1. **Single Task Processing**: Tasks are processed sequentially to manage GPU memory effectively
2. **Multi-GPU Support**: Distributes inference across available GPUs for parallelization
3. **Connection Pooling**: Reuses HTTP connections to reduce overhead
4. **Streaming Responses**: Large files are streamed to avoid memory issues
5. **Queue Management**: Automatic task cleanup prevents memory leaks
6. **Process Isolation**: Distributed workers run in separate processes for stability

## Monitoring and Debugging

### Logging

The server uses `loguru` for structured logging.
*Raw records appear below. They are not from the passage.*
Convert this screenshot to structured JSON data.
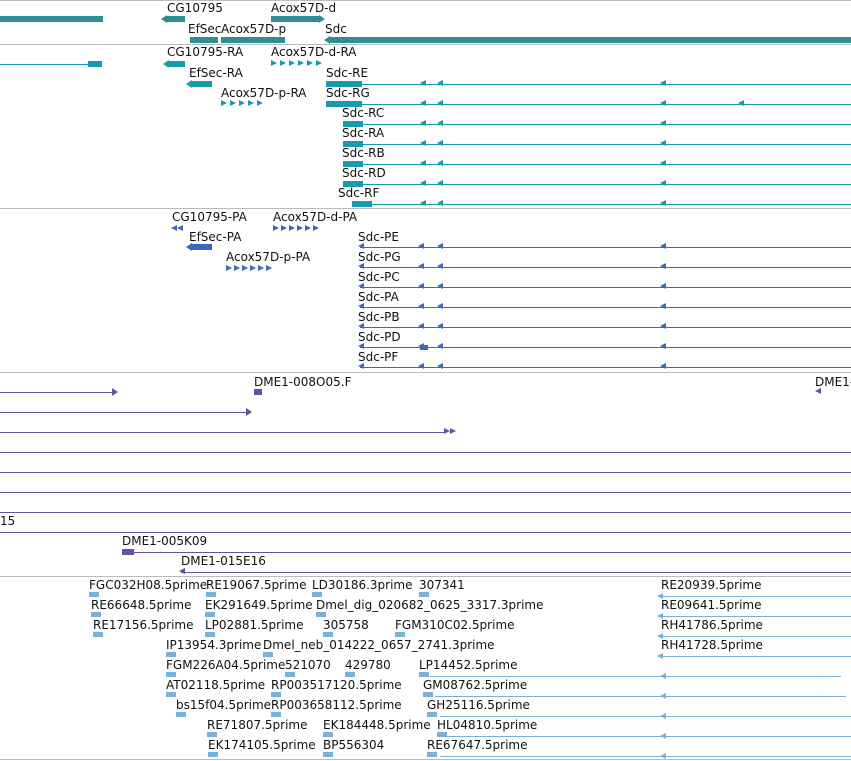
{
  "colors": {
    "gene": "#2e8f93",
    "transcript": "#1a9aae",
    "protein": "#3d67c0",
    "clone": "#6a4ea1",
    "est": "#78b2d8",
    "separator": "#bbbbbb"
  },
  "gene_track": {
    "labels": [
      "CG10795",
      "Acox57D-d",
      "EfSec",
      "Acox57D-p",
      "Sdc"
    ]
  },
  "transcript_track": {
    "labels": [
      "CG10795-RA",
      "Acox57D-d-RA",
      "EfSec-RA",
      "Sdc-RE",
      "Acox57D-p-RA",
      "Sdc-RG",
      "Sdc-RC",
      "Sdc-RA",
      "Sdc-RB",
      "Sdc-RD",
      "Sdc-RF"
    ]
  },
  "protein_track": {
    "labels": [
      "CG10795-PA",
      "Acox57D-d-PA",
      "EfSec-PA",
      "Sdc-PE",
      "Acox57D-p-PA",
      "Sdc-PG",
      "Sdc-PC",
      "Sdc-PA",
      "Sdc-PB",
      "Sdc-PD",
      "Sdc-PF"
    ]
  },
  "clone_track": {
    "labels": [
      "DME1-008O05.F",
      "DME1-",
      "15",
      "DME1-005K09",
      "DME1-015E16"
    ]
  },
  "est_track": {
    "labels": [
      "FGC032H08.5prime",
      "RE19067.5prime",
      "LD30186.3prime",
      "307341",
      "RE20939.5prime",
      "RE66648.5prime",
      "EK291649.5prime",
      "Dmel_dig_020682_0625_3317.3prime",
      "RE09641.5prime",
      "RE17156.5prime",
      "LP02881.5prime",
      "305758",
      "FGM310C02.5prime",
      "RH41786.5prime",
      "IP13954.3prime",
      "Dmel_neb_014222_0657_2741.3prime",
      "RH41728.5prime",
      "FGM226A04.5prime",
      "521070",
      "429780",
      "LP14452.5prime",
      "AT02118.5prime",
      "RP003517120.5prime",
      "GM08762.5prime",
      "bs15f04.5prime",
      "RP003658112.5prime",
      "GH25116.5prime",
      "RE71807.5prime",
      "EK184448.5prime",
      "HL04810.5prime",
      "EK174105.5prime",
      "BP556304",
      "RE67647.5prime"
    ]
  }
}
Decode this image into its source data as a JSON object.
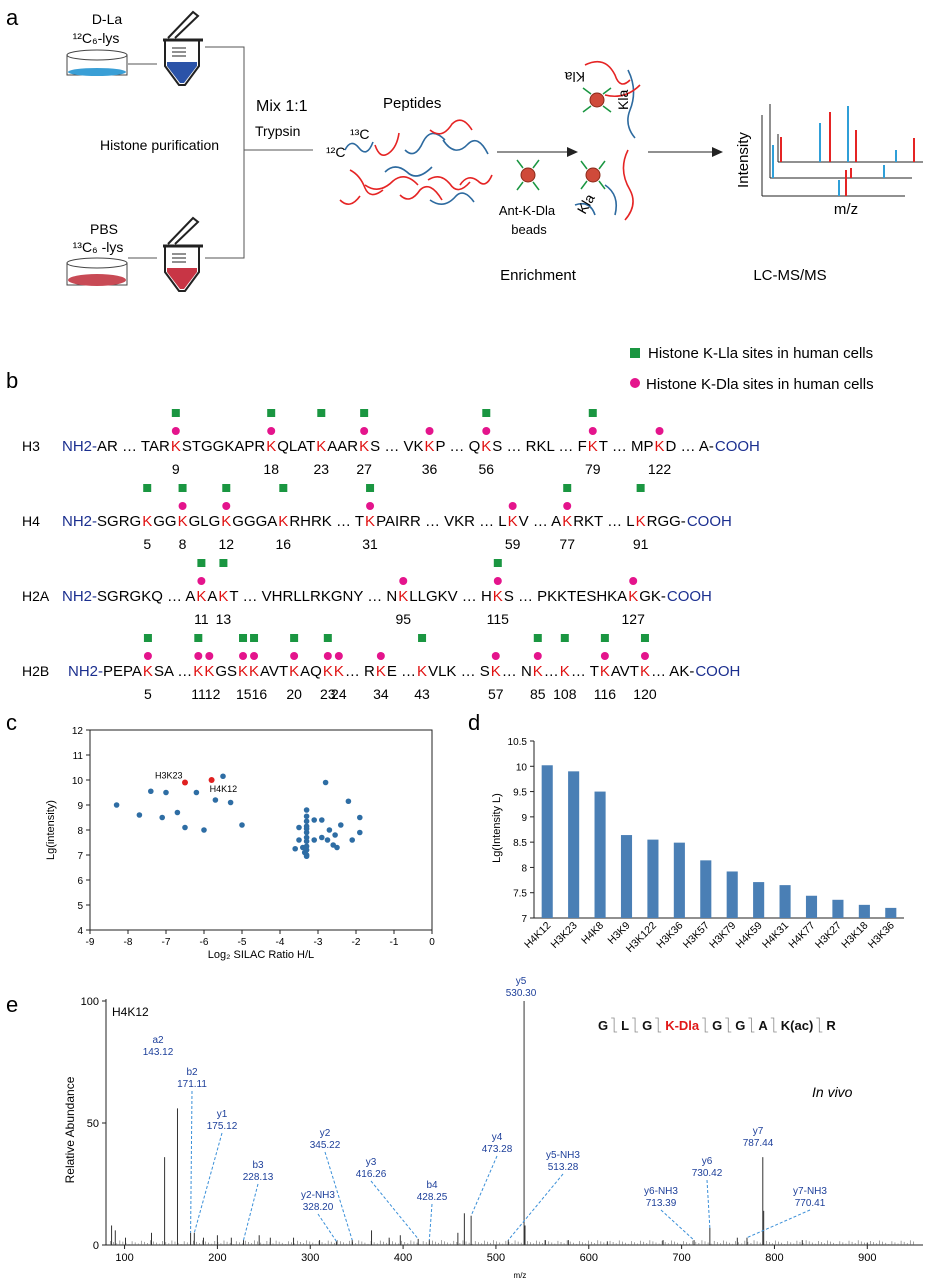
{
  "panel_labels": {
    "a": "a",
    "b": "b",
    "c": "c",
    "d": "d",
    "e": "e"
  },
  "panel_a": {
    "top_sample_line1": "D-La",
    "top_sample_line2": "¹²C₆-lys",
    "bottom_sample_line1": "PBS",
    "bottom_sample_line2": "¹³C₆ -lys",
    "histone_purification": "Histone purification",
    "mix": "Mix 1:1",
    "trypsin": "Trypsin",
    "peptides": "Peptides",
    "c13": "¹³C",
    "c12": "¹²C",
    "beads_line1": "Ant-K-Dla",
    "beads_line2": "beads",
    "kla": "Kla",
    "enrichment": "Enrichment",
    "lcms": "LC-MS/MS",
    "intensity": "Intensity",
    "mz": "m/z",
    "colors": {
      "blue": "#2f9fd8",
      "red": "#e52424",
      "dish_blue": "#3a9fd6",
      "dish_red": "#c84a55"
    }
  },
  "panel_b": {
    "legend_lla": "Histone K-Lla sites in human cells",
    "legend_dla": "Histone K-Dla sites in human cells",
    "colors": {
      "green": "#1a9641",
      "magenta": "#e4148c",
      "red_k": "#e01010",
      "blue_term": "#1b2f8f"
    },
    "rows": [
      {
        "name": "H3",
        "tokens": [
          [
            "b",
            "NH2-"
          ],
          [
            "t",
            "AR … TAR"
          ],
          [
            "k",
            "9",
            1,
            1
          ],
          [
            "t",
            "STGGKAPR"
          ],
          [
            "k",
            "18",
            1,
            1
          ],
          [
            "t",
            "QLAT"
          ],
          [
            "k",
            "23",
            1,
            0
          ],
          [
            "t",
            "AAR"
          ],
          [
            "k",
            "27",
            1,
            1
          ],
          [
            "t",
            "S … VK"
          ],
          [
            "k",
            "36",
            0,
            1
          ],
          [
            "t",
            "P … Q"
          ],
          [
            "k",
            "56",
            1,
            1
          ],
          [
            "t",
            "S … RKL … F"
          ],
          [
            "k",
            "79",
            1,
            1
          ],
          [
            "t",
            "T … MP"
          ],
          [
            "k",
            "122",
            0,
            1
          ],
          [
            "t",
            "D … A-"
          ],
          [
            "b",
            "COOH"
          ]
        ]
      },
      {
        "name": "H4",
        "tokens": [
          [
            "b",
            "NH2-"
          ],
          [
            "t",
            "SGRG"
          ],
          [
            "k",
            "5",
            1,
            0
          ],
          [
            "t",
            "GG"
          ],
          [
            "k",
            "8",
            1,
            1
          ],
          [
            "t",
            "GLG"
          ],
          [
            "k",
            "12",
            1,
            1
          ],
          [
            "t",
            "GGGA"
          ],
          [
            "k",
            "16",
            1,
            0
          ],
          [
            "t",
            "RHRK … T"
          ],
          [
            "k",
            "31",
            1,
            1
          ],
          [
            "t",
            "PAIRR … VKR … L"
          ],
          [
            "k",
            "59",
            0,
            1
          ],
          [
            "t",
            "V … A"
          ],
          [
            "k",
            "77",
            1,
            1
          ],
          [
            "t",
            "RKT … L"
          ],
          [
            "k",
            "91",
            1,
            0
          ],
          [
            "t",
            "RGG-"
          ],
          [
            "b",
            "COOH"
          ]
        ]
      },
      {
        "name": "H2A",
        "tokens": [
          [
            "b",
            "NH2-"
          ],
          [
            "t",
            "SGRGKQ … A"
          ],
          [
            "k",
            "11",
            1,
            1
          ],
          [
            "t",
            "A"
          ],
          [
            "k",
            "13",
            1,
            0
          ],
          [
            "t",
            "T … VHRLLRKGNY … N"
          ],
          [
            "k",
            "95",
            0,
            1
          ],
          [
            "t",
            "LLGKV … H"
          ],
          [
            "k",
            "115",
            1,
            1
          ],
          [
            "t",
            "S … PKKTESHKA"
          ],
          [
            "k",
            "127",
            0,
            1
          ],
          [
            "t",
            "GK-"
          ],
          [
            "b",
            "COOH"
          ]
        ]
      },
      {
        "name": "H2B",
        "tokens": [
          [
            "b",
            "NH2-"
          ],
          [
            "t",
            "PEPA"
          ],
          [
            "k",
            "5",
            1,
            1
          ],
          [
            "t",
            "SA …"
          ],
          [
            "k",
            "11",
            1,
            1
          ],
          [
            "k",
            "12",
            0,
            1
          ],
          [
            "t",
            "GS"
          ],
          [
            "k",
            "15",
            1,
            1
          ],
          [
            "k",
            "16",
            1,
            1
          ],
          [
            "t",
            "AVT"
          ],
          [
            "k",
            "20",
            1,
            1
          ],
          [
            "t",
            "AQ"
          ],
          [
            "k",
            "23",
            1,
            1
          ],
          [
            "k",
            "24",
            0,
            1
          ],
          [
            "t",
            "… R"
          ],
          [
            "k",
            "34",
            0,
            1
          ],
          [
            "t",
            "E … "
          ],
          [
            "k",
            "43",
            1,
            0
          ],
          [
            "t",
            "VLK … S"
          ],
          [
            "k",
            "57",
            0,
            1
          ],
          [
            "t",
            "… N"
          ],
          [
            "k",
            "85",
            1,
            1
          ],
          [
            "t",
            "…"
          ],
          [
            "k",
            "108",
            1,
            0
          ],
          [
            "t",
            "… T"
          ],
          [
            "k",
            "116",
            1,
            1
          ],
          [
            "t",
            "AVT"
          ],
          [
            "k",
            "120",
            1,
            1
          ],
          [
            "t",
            "… AK-"
          ],
          [
            "b",
            "COOH"
          ]
        ]
      }
    ],
    "h2b_numbers": [
      "5",
      "1112",
      "1516",
      "20",
      "23",
      "24",
      "34",
      "43",
      "57",
      "85",
      "108",
      "116",
      "120"
    ]
  },
  "panel_c": {
    "xlabel": "Log₂ SILAC Ratio H/L",
    "ylabel": "Lg(intensity)",
    "xlim": [
      -9,
      0
    ],
    "ylim": [
      4,
      12
    ],
    "xticks": [
      "-9",
      "-8",
      "-7",
      "-6",
      "-5",
      "-4",
      "-3",
      "-2",
      "-1",
      "0"
    ],
    "yticks": [
      "4",
      "5",
      "6",
      "7",
      "8",
      "9",
      "10",
      "11",
      "12"
    ],
    "highlight_labels": [
      "H3K23",
      "H4K12"
    ],
    "colors": {
      "point": "#2e6da4",
      "highlight": "#e02020"
    }
  },
  "panel_d": {
    "ylabel": "Lg(Intensity L)",
    "yticks": [
      "7",
      "7.5",
      "8",
      "8.5",
      "9",
      "9.5",
      "10",
      "10.5"
    ],
    "colors": {
      "bar": "#4a7fb5"
    }
  },
  "panel_e": {
    "sample": "H4K12",
    "ylabel": "Relative Abundance",
    "xlabel": "m/z",
    "yticks": [
      "0",
      "50",
      "100"
    ],
    "xticks": [
      "100",
      "200",
      "300",
      "400",
      "500",
      "600",
      "700",
      "800",
      "900"
    ],
    "in_vivo": "In vivo",
    "sequence": [
      [
        "G",
        0
      ],
      [
        "L",
        0
      ],
      [
        "G",
        0
      ],
      [
        "K-Dla",
        1
      ],
      [
        "G",
        0
      ],
      [
        "G",
        0
      ],
      [
        "A",
        0
      ],
      [
        "K(ac)",
        0
      ],
      [
        "R",
        0
      ]
    ],
    "colors": {
      "ion": "#1d3f9a",
      "dash": "#3a8fd8",
      "mod": "#e01818"
    }
  },
  "chart_data": [
    {
      "type": "scatter",
      "xlabel": "Log₂ SILAC Ratio H/L",
      "ylabel": "Lg(intensity)",
      "xlim": [
        -9,
        0
      ],
      "ylim": [
        4,
        12
      ],
      "grid": false,
      "series": [
        {
          "points": [
            [
              -8.3,
              9.0
            ],
            [
              -7.4,
              9.55
            ],
            [
              -7.1,
              8.5
            ],
            [
              -7.0,
              9.5
            ],
            [
              -6.7,
              8.7
            ],
            [
              -6.5,
              8.1
            ],
            [
              -6.2,
              9.5
            ],
            [
              -6.0,
              8.0
            ],
            [
              -5.7,
              9.2
            ],
            [
              -5.5,
              10.15
            ],
            [
              -5.3,
              9.1
            ],
            [
              -5.0,
              8.2
            ],
            [
              -7.7,
              8.6
            ],
            [
              -3.6,
              7.25
            ],
            [
              -3.5,
              7.6
            ],
            [
              -3.4,
              7.3
            ],
            [
              -3.35,
              7.1
            ],
            [
              -3.3,
              8.8
            ],
            [
              -3.3,
              7.9
            ],
            [
              -3.3,
              7.7
            ],
            [
              -3.3,
              7.55
            ],
            [
              -3.3,
              7.35
            ],
            [
              -3.3,
              7.2
            ],
            [
              -3.3,
              7.0
            ],
            [
              -3.3,
              6.95
            ],
            [
              -3.3,
              8.35
            ],
            [
              -3.3,
              8.15
            ],
            [
              -3.3,
              8.05
            ],
            [
              -3.3,
              8.55
            ],
            [
              -3.1,
              8.4
            ],
            [
              -2.9,
              8.4
            ],
            [
              -2.8,
              9.9
            ],
            [
              -2.75,
              7.6
            ],
            [
              -2.7,
              8.0
            ],
            [
              -2.6,
              7.4
            ],
            [
              -2.55,
              7.8
            ],
            [
              -2.5,
              7.3
            ],
            [
              -2.4,
              8.2
            ],
            [
              -2.2,
              9.15
            ],
            [
              -2.1,
              7.6
            ],
            [
              -1.9,
              8.5
            ],
            [
              -1.9,
              7.9
            ],
            [
              -3.5,
              8.1
            ],
            [
              -3.1,
              7.6
            ],
            [
              -2.9,
              7.7
            ]
          ]
        },
        {
          "name": "highlighted",
          "points": [
            [
              -6.5,
              9.9
            ],
            [
              -5.8,
              10.0
            ]
          ],
          "labels": [
            "H3K23",
            "H4K12"
          ]
        }
      ]
    },
    {
      "type": "bar",
      "ylabel": "Lg(Intensity L)",
      "ylim": [
        7,
        10.5
      ],
      "categories": [
        "H4K12",
        "H3K23",
        "H4K8",
        "H3K9",
        "H3K122",
        "H3K36",
        "H3K57",
        "H3K79",
        "H4K59",
        "H4K31",
        "H4K77",
        "H3K27",
        "H3K18",
        "H3K36"
      ],
      "values": [
        10.02,
        9.9,
        9.5,
        8.64,
        8.55,
        8.49,
        8.14,
        7.92,
        7.71,
        7.65,
        7.44,
        7.36,
        7.26,
        7.2
      ]
    },
    {
      "type": "line",
      "title": "H4K12",
      "xlabel": "m/z",
      "ylabel": "Relative Abundance",
      "xlim": [
        80,
        960
      ],
      "ylim": [
        0,
        100
      ],
      "peak_labels": [
        {
          "label": "a2",
          "mz": "143.12",
          "x": 143.12,
          "y": 36
        },
        {
          "label": "b2",
          "mz": "171.11",
          "x": 171.11,
          "y": 5
        },
        {
          "label": "y1",
          "mz": "175.12",
          "x": 175.12,
          "y": 5
        },
        {
          "label": "b3",
          "mz": "228.13",
          "x": 228.13,
          "y": 2
        },
        {
          "label": "y2-NH3",
          "mz": "328.20",
          "x": 328.2,
          "y": 1.5
        },
        {
          "label": "y2",
          "mz": "345.22",
          "x": 345.22,
          "y": 2
        },
        {
          "label": "y3",
          "mz": "416.26",
          "x": 416.26,
          "y": 2.5
        },
        {
          "label": "b4",
          "mz": "428.25",
          "x": 428.25,
          "y": 2
        },
        {
          "label": "y4",
          "mz": "473.28",
          "x": 473.28,
          "y": 12
        },
        {
          "label": "y5-NH3",
          "mz": "513.28",
          "x": 513.28,
          "y": 2
        },
        {
          "label": "y5",
          "mz": "530.30",
          "x": 530.3,
          "y": 100
        },
        {
          "label": "y6-NH3",
          "mz": "713.39",
          "x": 713.39,
          "y": 2
        },
        {
          "label": "y6",
          "mz": "730.42",
          "x": 730.42,
          "y": 7
        },
        {
          "label": "y7-NH3",
          "mz": "770.41",
          "x": 770.41,
          "y": 3
        },
        {
          "label": "y7",
          "mz": "787.44",
          "x": 787.44,
          "y": 36
        }
      ],
      "peaks": [
        [
          86,
          8
        ],
        [
          90,
          6
        ],
        [
          101,
          3
        ],
        [
          129,
          5
        ],
        [
          143.12,
          36
        ],
        [
          157,
          56
        ],
        [
          171.11,
          5
        ],
        [
          175.12,
          5
        ],
        [
          185,
          3
        ],
        [
          200,
          4
        ],
        [
          215,
          3
        ],
        [
          228.13,
          2
        ],
        [
          245,
          4
        ],
        [
          257,
          3
        ],
        [
          282,
          3
        ],
        [
          310,
          2
        ],
        [
          328.2,
          1.5
        ],
        [
          345.22,
          2
        ],
        [
          366,
          6
        ],
        [
          385,
          3
        ],
        [
          397,
          4
        ],
        [
          416.26,
          2.5
        ],
        [
          428.25,
          2
        ],
        [
          459,
          5
        ],
        [
          466,
          13
        ],
        [
          473.28,
          12
        ],
        [
          513.28,
          2
        ],
        [
          530.3,
          100
        ],
        [
          531.3,
          8
        ],
        [
          553,
          2
        ],
        [
          578,
          2
        ],
        [
          620,
          1.5
        ],
        [
          680,
          2
        ],
        [
          713.39,
          2
        ],
        [
          730.42,
          7
        ],
        [
          760,
          3
        ],
        [
          770.41,
          3
        ],
        [
          787.44,
          36
        ],
        [
          788.4,
          14
        ],
        [
          830,
          2
        ],
        [
          900,
          1
        ]
      ]
    }
  ]
}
Logs include:

- Request/response details
- Task lifecycle events
- Worker process status
- Error traces with context

### Health Checks

- `/v1/service/status` - Overall service health
- `/v1/tasks/queue/status` - Queue status and processing state
- Process monitoring via system tools (htop, nvidia-smi)

### Common Issues

1. **GPU Out of Memory**: Reduce `nproc_per_node` or adjust model batch size
2. **Task Timeout**: Increase `LIGHTX2V_TASK_TIMEOUT` for longer videos
3. **Queue Full**: Increase `LIGHTX2V_MAX_QUEUE_SIZE` or add rate limiting

## Security Considerations

1. **Input Validation**: All inputs validated with Pydantic schemas

## License

See the main project LICENSE file for licensing information.